Cold wind on a lonely cliff. Rain that slammed over rutted roads while danger hung like a silent, twisting noose.

He had until dawn to find her. After that she would be lost to him—and to everyone else who loved her.

He ran through trees, feeling the slap of cold boughs against his face and chest. Panting, half lost, he was. Half blind. Completely sick at the certainty of her loss.

He should have sensed her desperate plan at once. When she ‘d come to his bed, he should have known it was a ploy. Tying her to the great oak posts would have kept her from her reckless plan.

A plan meant to save him.

His dirk dug into his hip, and somewhere in the darkness came the stamp of feet. A musket discharged with sullen fury.

His hand clenched at the woman’s cry, off to the north.

The woman he had vowed to cherish and protect.

His fault.

All his fault.

Desperate to find her, he ran through the skeletal trees, heedless of safety or sense, falling straight into the trap that they had laid for him…

~ ~ ~

Jared awoke to a silent house and pain drumming in his head. No horses stamped in the courtyard. No screams filled the chill hour before dawn.

With a curse, he fought away the ragged edges of sleep. Was it the cry of a bird that had woken him or the mist that whispered against the window? Or was it simply his unconscious awareness of the woman who slept only a few rooms away?

Outside the moon hung in fragments, caught between the arms of skeletal trees.

Another bloody dream, Jared told himself. Exactly like the ones that had begun in that cramped box dug into the jungle slope.

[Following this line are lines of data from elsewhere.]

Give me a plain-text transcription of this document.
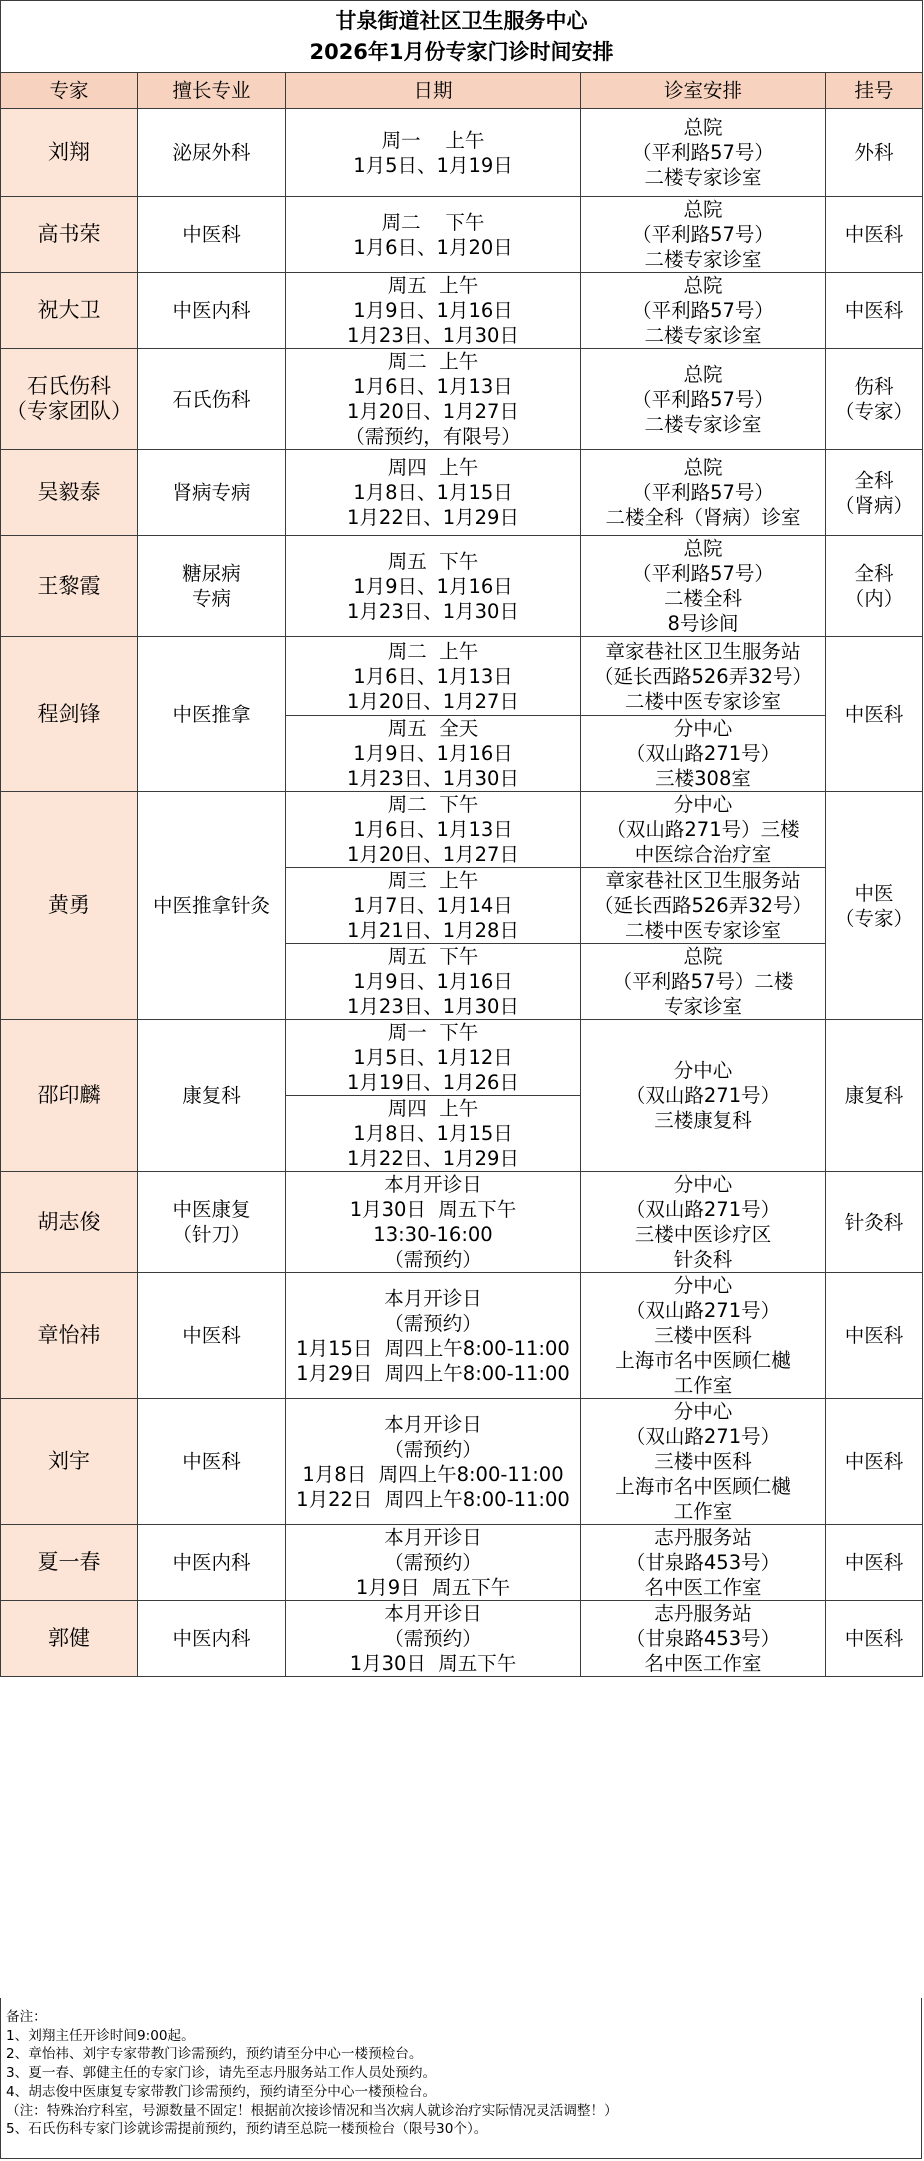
甘泉街道社区卫生服务中心
2026年1月份专家门诊时间安排				

专家	擅长专业	日期	诊室安排	挂号

刘翔	泌尿外科	周一    上午
1月5日、1月19日	总院
（平利路57号）
二楼专家诊室	外科

高书荣	中医科	周二    下午
1月6日、1月20日	总院
（平利路57号）
二楼专家诊室	中医科

祝大卫	中医内科	周五  上午
1月9日、1月16日
1月23日、1月30日	总院
（平利路57号）
二楼专家诊室	中医科

石氏伤科
（专家团队）	石氏伤科	周二  上午
1月6日、1月13日
1月20日、1月27日
（需预约，有限号）	总院
（平利路57号）
二楼专家诊室	伤科
（专家）

吴毅泰	肾病专病	周四  上午
1月8日、1月15日
1月22日、1月29日	总院
（平利路57号）
二楼全科（肾病）诊室	全科
（肾病）

王黎霞	糖尿病
专病	周五  下午
1月9日、1月16日
1月23日、1月30日	总院
（平利路57号）
二楼全科
8号诊间	全科
（内）

程剑锋	中医推拿	周二  上午
1月6日、1月13日
1月20日、1月27日	章家巷社区卫生服务站
（延长西路526弄32号）
二楼中医专家诊室	中医科

		周五  全天
1月9日、1月16日
1月23日、1月30日	分中心
（双山路271号）
三楼308室	

黄勇	中医推拿针灸	周二  下午
1月6日、1月13日
1月20日、1月27日	分中心
（双山路271号）三楼
中医综合治疗室	中医
（专家）

		周三  上午
1月7日、1月14日
1月21日、1月28日	章家巷社区卫生服务站
（延长西路526弄32号）
二楼中医专家诊室	

		周五  下午
1月9日、1月16日
1月23日、1月30日	总院
（平利路57号）二楼
专家诊室	

邵印麟	康复科	周一  下午
1月5日、1月12日
1月19日、1月26日	分中心
（双山路271号）
三楼康复科	康复科

		周四  上午
1月8日、1月15日
1月22日、1月29日		

胡志俊	中医康复
（针刀）	本月开诊日
1月30日  周五下午
13:30-16:00
（需预约）	分中心
（双山路271号）
三楼中医诊疗区
针灸科	针灸科

章怡祎	中医科	本月开诊日
（需预约）
1月15日  周四上午8:00-11:00
1月29日  周四上午8:00-11:00	分中心
（双山路271号）
三楼中医科
上海市名中医顾仁樾
工作室	中医科

刘宇	中医科	本月开诊日
（需预约）
1月8日  周四上午8:00-11:00
1月22日  周四上午8:00-11:00	分中心
（双山路271号）
三楼中医科
上海市名中医顾仁樾
工作室	中医科

夏一春	中医内科	本月开诊日
（需预约）
1月9日  周五下午	志丹服务站
（甘泉路453号）
名中医工作室	中医科

郭健	中医内科	本月开诊日
（需预约）
1月30日  周五下午	志丹服务站
（甘泉路453号）
名中医工作室	中医科
备注：
1、刘翔主任开诊时间9:00起。
2、章怡祎、刘宇专家带教门诊需预约，预约请至分中心一楼预检台。
3、夏一春、郭健主任的专家门诊，请先至志丹服务站工作人员处预约。
4、胡志俊中医康复专家带教门诊需预约，预约请至分中心一楼预检台。
（注：特殊治疗科室，号源数量不固定！根据前次接诊情况和当次病人就诊治疗实际情况灵活调整！）
5、石氏伤科专家门诊就诊需提前预约，预约请至总院一楼预检台（限号30个）。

He was scanning two files that Nicholas had left for him when a beeper sounded on his laptop. He frowned as a message flickered onto the screen. He began to type his reply, only to catch a hint of something moving down on the lawn near the moat.

Make that someone
, he thought grimly, seeing the glint of pale clothing. The hour was far too early for lost hikers or innocent tourists, and hard experience had taught Jared to be suspicious. Quickly, he pulled on worn jeans and soft-soled shoes. He half expected to hear the distant chime of church bells while the notorious abbey ghost shimmered into view beside the gatehouse, all rustling lace and hideous laughter. At least that was what a dozen tourists swore they had seen.

Jared didn’t believe a word of the stories. But at the window he froze.

A woman stood by the moat, dressed all in white.

A muscle tightened at Jared’s neck. It was Maggie.

Why was she outside near the woods at the dead of night? And why was she wearing what appeared to be a nightgown?

There was an odd, dreamy quality to her movements that made him frown.